For the next re-write, I will take my original scalar value function and turn it into an inline table value function. I then will use this inline table value function in a re-written T-SQL SELECT statement that uses a CROSS APPLY operator. First, lets review the inline table value function:
CREATE FUNCTION fn_GetNameTable(@CustomerID int) RETURNS TABLE AS RETURN ( SELECT LastName + ', ' + FirstName [Customer Name] FROM Sales.Customer SC JOIN Sales.Individual SI ON SC.CustomerID = SI.CustomerID JOIN Person.Contact PC ON SI.ContactID = PC.ContactID WHERE SC.CustomerID = @CustomerID )
This code is almost exactly the same as my original function code. The only difference here is this function now returns a TABLE instead of a VARCHAR column. To use this new inline table value function I will now need to use a CROSS APPLY operator. Here is my new T-SQL SELECT statement:
SELECT I.[Customer Name] ,SC.CustomerType FROM Sales.Customer SC CROSS APPLY fn_GetNameTable(SC.CustomerID) I
Here I referenced my new function within the FROM part of the statement. I use the CROSS APPLY operator to more or less join the Sales.Customer information with the results of my table value function based on CustomerID. My function fn_GetNameTable is evaluated with every CustomerID from the Sales.Customer table. When the function returns a Customer Name, it is joined with the CustomerType column from the Sales.Customer table to produce the final output. Let's look at how efficient this re-write method is by reviewing the Profiler output:
Here you can see that the CROSS JOIN option is much more efficient then using a function call within the column list. The number of I/Os used by using a CROSS JOIN is the same as my prior example using the JOIN option. However, this example uses a little less CPU.
For the last example of re-writing my original poorly performing query, I will be using a view.
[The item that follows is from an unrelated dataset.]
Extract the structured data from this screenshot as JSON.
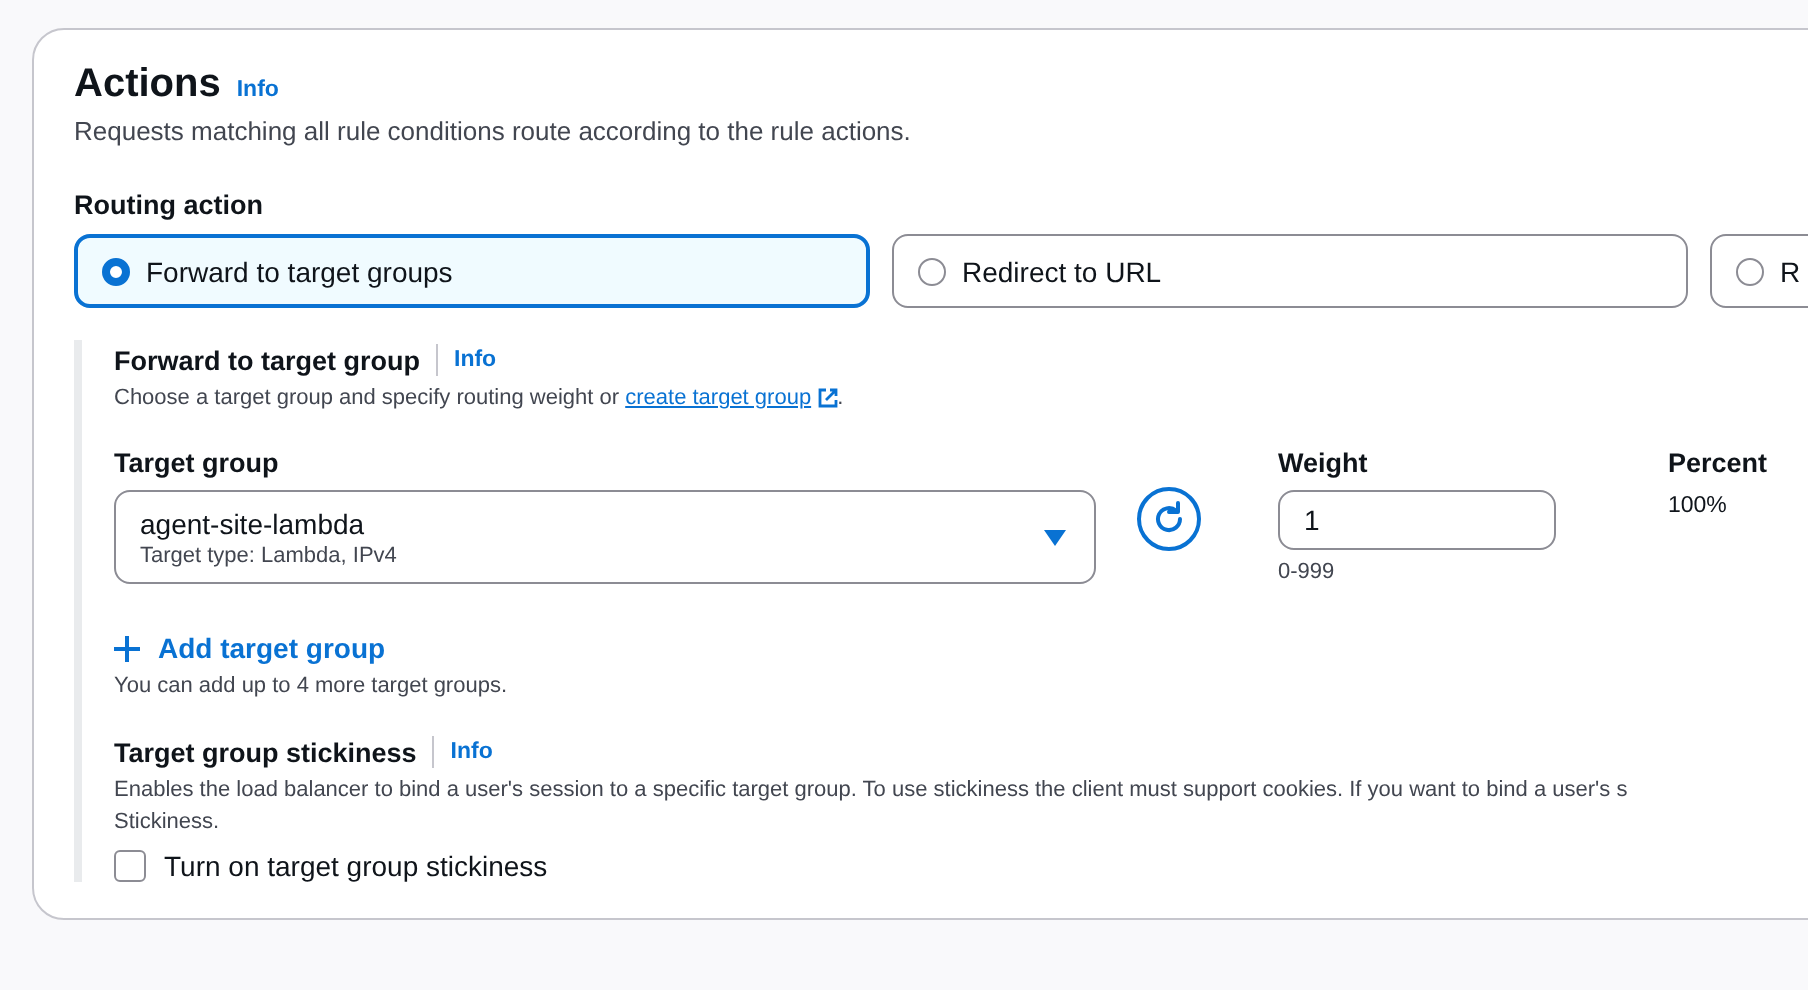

Here is the T-SQL code for my view:
CREATE VIEW vw_GetName AS SELECT LastName + ', ' + FirstName [Customer Name] ,SC.CustomerID FROM Sales.Customer SC JOIN Sales.Individual SI ON SC.CustomerID = SI.CustomerID JOIN Person.Contact PC ON SI.ContactID = PC.ContactID GO
The view here looks similar to the code for the function. This code joins together the Sales.Customer information with the Person.Contact information, so that the Customer Name field can be created. Here is the code that uses this view to return the same record set as my original example.
-- Rewrite using View SELECT V.[Customer Name] ,CustomerType FROM Sales.Customer SC JOIN vw_GetName V ON SC.CustomerID = V.CustomerID GO
If we look at the Profiler output below we can determine how efficient this coding method is compared to the original, JOIN and CROSS JOIN options. Here is the Profiler output for this example:
Once again using a view is much more efficient than the original code. Here my view required the same number of I/Os as the JOIN and CROSS JOIN option. The view uses slightly more CPU than the other two re-write options.
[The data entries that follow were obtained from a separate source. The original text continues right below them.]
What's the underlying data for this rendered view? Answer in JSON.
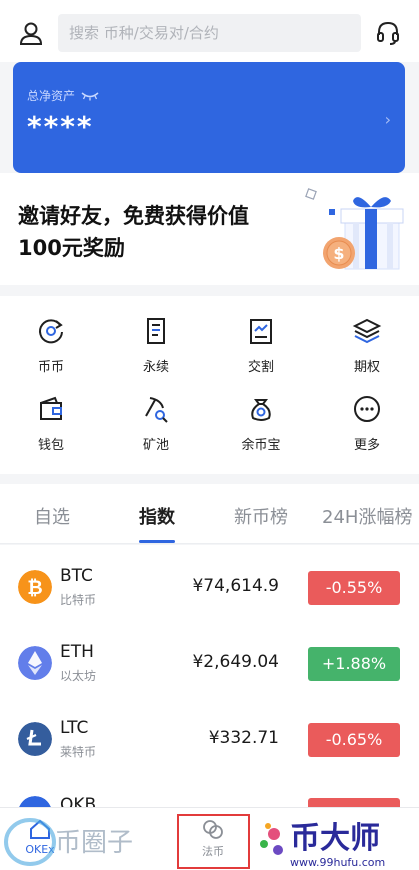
{
  "search": {
    "placeholder": "搜索 币种/交易对/合约"
  },
  "asset": {
    "label": "总净资产",
    "value": "****"
  },
  "invite": {
    "text": "邀请好友，免费获得价值100元奖励",
    "coin_symbol": "$"
  },
  "grid": [
    {
      "label": "币币",
      "icon": "spot-icon"
    },
    {
      "label": "永续",
      "icon": "perpetual-icon"
    },
    {
      "label": "交割",
      "icon": "futures-icon"
    },
    {
      "label": "期权",
      "icon": "options-icon"
    },
    {
      "label": "钱包",
      "icon": "wallet-icon"
    },
    {
      "label": "矿池",
      "icon": "pool-icon"
    },
    {
      "label": "余币宝",
      "icon": "earn-icon"
    },
    {
      "label": "更多",
      "icon": "more-icon"
    }
  ],
  "tabs": [
    "自选",
    "指数",
    "新币榜",
    "24H涨幅榜"
  ],
  "active_tab": "指数",
  "coins": [
    {
      "symbol": "BTC",
      "name": "比特币",
      "price": "¥74,614.9",
      "change": "-0.55%",
      "color": "#f7931a",
      "change_color": "#ea5b5b"
    },
    {
      "symbol": "ETH",
      "name": "以太坊",
      "price": "¥2,649.04",
      "change": "+1.88%",
      "color": "#627eea",
      "change_color": "#45b36b"
    },
    {
      "symbol": "LTC",
      "name": "莱特币",
      "price": "¥332.71",
      "change": "-0.65%",
      "color": "#345d9d",
      "change_color": "#ea5b5b"
    },
    {
      "symbol": "OKB",
      "change_color": "#ea5b5b"
    }
  ],
  "bottom": {
    "okex_label": "OKEx",
    "fabi_label": "法币"
  },
  "watermark": {
    "left_text": "币圈子",
    "right_text": "币大师",
    "right_url": "www.99hufu.com"
  },
  "colors": {
    "accent": "#2f66e0",
    "down": "#ea5b5b",
    "up": "#45b36b"
  }
}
Scalar Function Can be Inefficient
You need to be careful how you use a scalar function in your T-SQL statements. Scalar value functions when used in a column list, or WHERE clause perform much like a cursor and are called repeatedly to resolve the query. These repeative evalutions of the function code makes scalar value functions inefficient when used this way. If you are using scalar value functions in your column list or WHERE clause then you should consider re-writing you queries to use one of the methods I demonstrated in this article.